Medkart Assured: A Multi-Layered Quality Protocol
Under the Medkart Assured program, procurement aligns with Schedule M of the Drugs and Cosmetics Act, which sets Good Manufacturing Practice standards. Medkart independently audits manufacturing plants and requires every product to undergo compulsory dual testing at NABL-accredited third-party laboratories. Only after clearing these thresholds does a product earn the 'Medkart Assured' tag, displayed both in-store and online. Pharmacists are trained to explain quality differences and address patient doubts, while an in-app comparison tool aids informed decision-making.

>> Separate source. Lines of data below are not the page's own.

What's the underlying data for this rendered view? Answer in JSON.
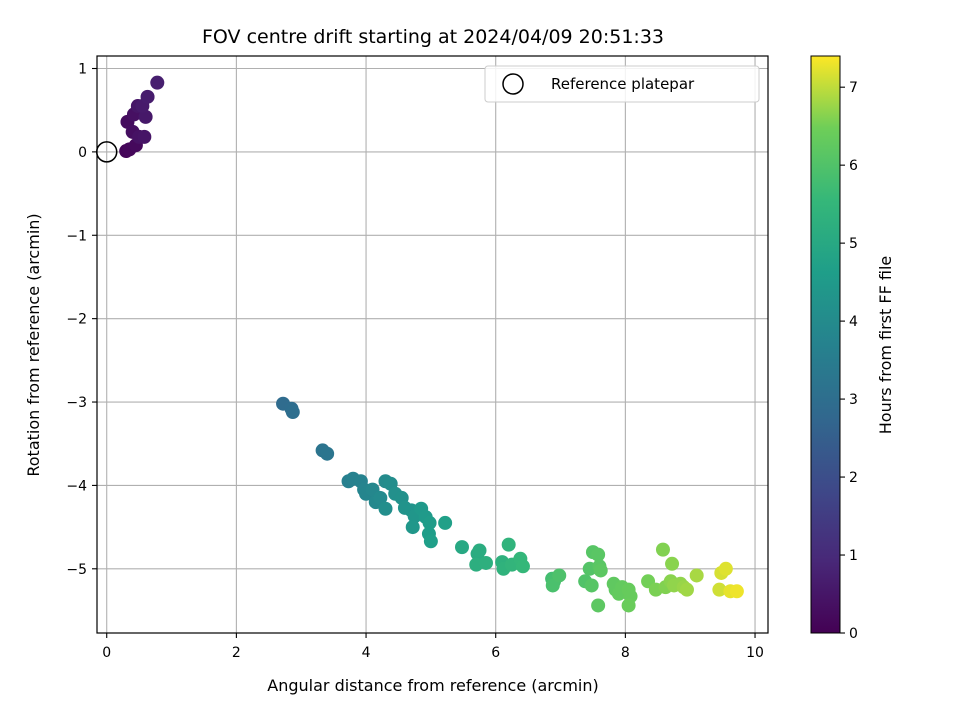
{
  "chart_data": {
    "type": "scatter",
    "title": "FOV centre drift starting at 2024/04/09 20:51:33",
    "xlabel": "Angular distance from reference (arcmin)",
    "ylabel": "Rotation from reference (arcmin)",
    "xlim": [
      -0.15,
      10.2
    ],
    "ylim": [
      -5.77,
      1.15
    ],
    "xticks": [
      0,
      2,
      4,
      6,
      8,
      10
    ],
    "yticks": [
      1,
      0,
      -1,
      -2,
      -3,
      -4,
      -5
    ],
    "xtick_labels": [
      "0",
      "2",
      "4",
      "6",
      "8",
      "10"
    ],
    "ytick_labels": [
      "1",
      "0",
      "−1",
      "−2",
      "−3",
      "−4",
      "−5"
    ],
    "grid": true,
    "legend": {
      "position": "upper-right",
      "entries": [
        {
          "label": "Reference platepar",
          "marker": "open-circle"
        }
      ]
    },
    "colorbar": {
      "label": "Hours from first FF file",
      "colormap": "viridis",
      "range": [
        0,
        7.4
      ],
      "ticks": [
        0,
        1,
        2,
        3,
        4,
        5,
        6,
        7
      ],
      "tick_labels": [
        "0",
        "1",
        "2",
        "3",
        "4",
        "5",
        "6",
        "7"
      ]
    },
    "reference_point": {
      "x": 0,
      "y": 0
    },
    "points": [
      {
        "x": 0.3,
        "y": 0.01,
        "c": 0.1
      },
      {
        "x": 0.35,
        "y": 0.03,
        "c": 0.15
      },
      {
        "x": 0.45,
        "y": 0.08,
        "c": 0.2
      },
      {
        "x": 0.32,
        "y": 0.36,
        "c": 0.25
      },
      {
        "x": 0.4,
        "y": 0.24,
        "c": 0.3
      },
      {
        "x": 0.42,
        "y": 0.45,
        "c": 0.35
      },
      {
        "x": 0.5,
        "y": 0.18,
        "c": 0.4
      },
      {
        "x": 0.58,
        "y": 0.18,
        "c": 0.45
      },
      {
        "x": 0.48,
        "y": 0.55,
        "c": 0.5
      },
      {
        "x": 0.6,
        "y": 0.42,
        "c": 0.55
      },
      {
        "x": 0.55,
        "y": 0.55,
        "c": 0.6
      },
      {
        "x": 0.63,
        "y": 0.66,
        "c": 0.65
      },
      {
        "x": 0.78,
        "y": 0.83,
        "c": 0.7
      },
      {
        "x": 2.72,
        "y": -3.02,
        "c": 2.9
      },
      {
        "x": 2.85,
        "y": -3.08,
        "c": 2.95
      },
      {
        "x": 2.87,
        "y": -3.12,
        "c": 3.0
      },
      {
        "x": 3.33,
        "y": -3.58,
        "c": 3.2
      },
      {
        "x": 3.4,
        "y": -3.62,
        "c": 3.25
      },
      {
        "x": 3.73,
        "y": -3.95,
        "c": 3.6
      },
      {
        "x": 3.8,
        "y": -3.92,
        "c": 3.65
      },
      {
        "x": 3.92,
        "y": -3.95,
        "c": 3.7
      },
      {
        "x": 3.97,
        "y": -4.05,
        "c": 3.75
      },
      {
        "x": 4.0,
        "y": -4.1,
        "c": 3.8
      },
      {
        "x": 4.1,
        "y": -4.05,
        "c": 3.85
      },
      {
        "x": 4.15,
        "y": -4.2,
        "c": 3.9
      },
      {
        "x": 4.22,
        "y": -4.15,
        "c": 3.95
      },
      {
        "x": 4.3,
        "y": -3.95,
        "c": 4.0
      },
      {
        "x": 4.38,
        "y": -3.98,
        "c": 4.05
      },
      {
        "x": 4.3,
        "y": -4.28,
        "c": 4.1
      },
      {
        "x": 4.45,
        "y": -4.1,
        "c": 4.15
      },
      {
        "x": 4.55,
        "y": -4.15,
        "c": 4.2
      },
      {
        "x": 4.6,
        "y": -4.27,
        "c": 4.25
      },
      {
        "x": 4.7,
        "y": -4.3,
        "c": 4.3
      },
      {
        "x": 4.75,
        "y": -4.37,
        "c": 4.35
      },
      {
        "x": 4.72,
        "y": -4.5,
        "c": 4.4
      },
      {
        "x": 4.85,
        "y": -4.28,
        "c": 4.45
      },
      {
        "x": 4.92,
        "y": -4.38,
        "c": 4.5
      },
      {
        "x": 4.98,
        "y": -4.45,
        "c": 4.55
      },
      {
        "x": 4.97,
        "y": -4.58,
        "c": 4.6
      },
      {
        "x": 5.0,
        "y": -4.67,
        "c": 4.65
      },
      {
        "x": 5.22,
        "y": -4.45,
        "c": 4.7
      },
      {
        "x": 5.48,
        "y": -4.74,
        "c": 5.0
      },
      {
        "x": 5.72,
        "y": -4.82,
        "c": 5.1
      },
      {
        "x": 5.75,
        "y": -4.78,
        "c": 5.15
      },
      {
        "x": 5.7,
        "y": -4.95,
        "c": 5.2
      },
      {
        "x": 5.85,
        "y": -4.93,
        "c": 5.25
      },
      {
        "x": 6.1,
        "y": -4.92,
        "c": 5.3
      },
      {
        "x": 6.12,
        "y": -5.0,
        "c": 5.35
      },
      {
        "x": 6.2,
        "y": -4.71,
        "c": 5.4
      },
      {
        "x": 6.25,
        "y": -4.95,
        "c": 5.45
      },
      {
        "x": 6.38,
        "y": -4.88,
        "c": 5.5
      },
      {
        "x": 6.42,
        "y": -4.97,
        "c": 5.55
      },
      {
        "x": 6.87,
        "y": -5.12,
        "c": 5.8
      },
      {
        "x": 6.9,
        "y": -5.15,
        "c": 5.85
      },
      {
        "x": 6.88,
        "y": -5.2,
        "c": 5.9
      },
      {
        "x": 6.98,
        "y": -5.08,
        "c": 5.95
      },
      {
        "x": 7.38,
        "y": -5.15,
        "c": 6.0
      },
      {
        "x": 7.45,
        "y": -5.0,
        "c": 6.05
      },
      {
        "x": 7.48,
        "y": -5.2,
        "c": 6.1
      },
      {
        "x": 7.5,
        "y": -4.8,
        "c": 6.1
      },
      {
        "x": 7.58,
        "y": -4.83,
        "c": 6.15
      },
      {
        "x": 7.6,
        "y": -4.97,
        "c": 6.15
      },
      {
        "x": 7.62,
        "y": -5.02,
        "c": 6.2
      },
      {
        "x": 7.58,
        "y": -5.44,
        "c": 6.2
      },
      {
        "x": 7.82,
        "y": -5.18,
        "c": 6.25
      },
      {
        "x": 7.85,
        "y": -5.25,
        "c": 6.25
      },
      {
        "x": 7.9,
        "y": -5.3,
        "c": 6.3
      },
      {
        "x": 7.95,
        "y": -5.22,
        "c": 6.3
      },
      {
        "x": 8.05,
        "y": -5.25,
        "c": 6.35
      },
      {
        "x": 8.08,
        "y": -5.33,
        "c": 6.35
      },
      {
        "x": 8.05,
        "y": -5.44,
        "c": 6.4
      },
      {
        "x": 8.35,
        "y": -5.15,
        "c": 6.5
      },
      {
        "x": 8.47,
        "y": -5.25,
        "c": 6.55
      },
      {
        "x": 8.58,
        "y": -4.77,
        "c": 6.6
      },
      {
        "x": 8.62,
        "y": -5.22,
        "c": 6.6
      },
      {
        "x": 8.7,
        "y": -5.15,
        "c": 6.65
      },
      {
        "x": 8.72,
        "y": -4.94,
        "c": 6.65
      },
      {
        "x": 8.75,
        "y": -5.2,
        "c": 6.7
      },
      {
        "x": 8.85,
        "y": -5.18,
        "c": 6.7
      },
      {
        "x": 8.9,
        "y": -5.22,
        "c": 6.75
      },
      {
        "x": 8.95,
        "y": -5.25,
        "c": 6.8
      },
      {
        "x": 9.1,
        "y": -5.08,
        "c": 6.85
      },
      {
        "x": 9.45,
        "y": -5.25,
        "c": 7.1
      },
      {
        "x": 9.48,
        "y": -5.05,
        "c": 7.15
      },
      {
        "x": 9.55,
        "y": -5.0,
        "c": 7.2
      },
      {
        "x": 9.62,
        "y": -5.27,
        "c": 7.25
      },
      {
        "x": 9.72,
        "y": -5.27,
        "c": 7.3
      }
    ]
  }
}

“We don't ask patients to trust us - we show them why they can. Independent audits, two rounds of third-party testing, and only then the Medkart Assured tag. We would rather publish our rejection rate than hide behind a logo,” said Parasharan Chari, Co-founder of Medkart Pharmacy.
Planned Quality Transparency Report
Building on the program, Medkart intends to publish a Medkart Assured Quality & Transparency Report detailing the volume of batches tested, the proportion rejected, therapy areas covered, and testing protocols. Such a disclosure from a pharmacy retailer is rare in India, and Medkart frames it as an open invitation to scrutiny rather than a request for blind faith.
“The country is rightly worried about medicine quality. The answer is not to fear generics - it is to demand proof. We are putting our proof on the table and inviting everyone to raise the bar with us,” said Ankur Agarwal, Co-founder of Medkart Pharmacy.
A Call for Industry-Wide Standards
Medkart positions the initiative as a standard for the category, not a verdict on any individual manufacturer or competitor. The company’s message to patients is clear: affordability and safety should never be a trade-off, and the way to prove it is to show the work.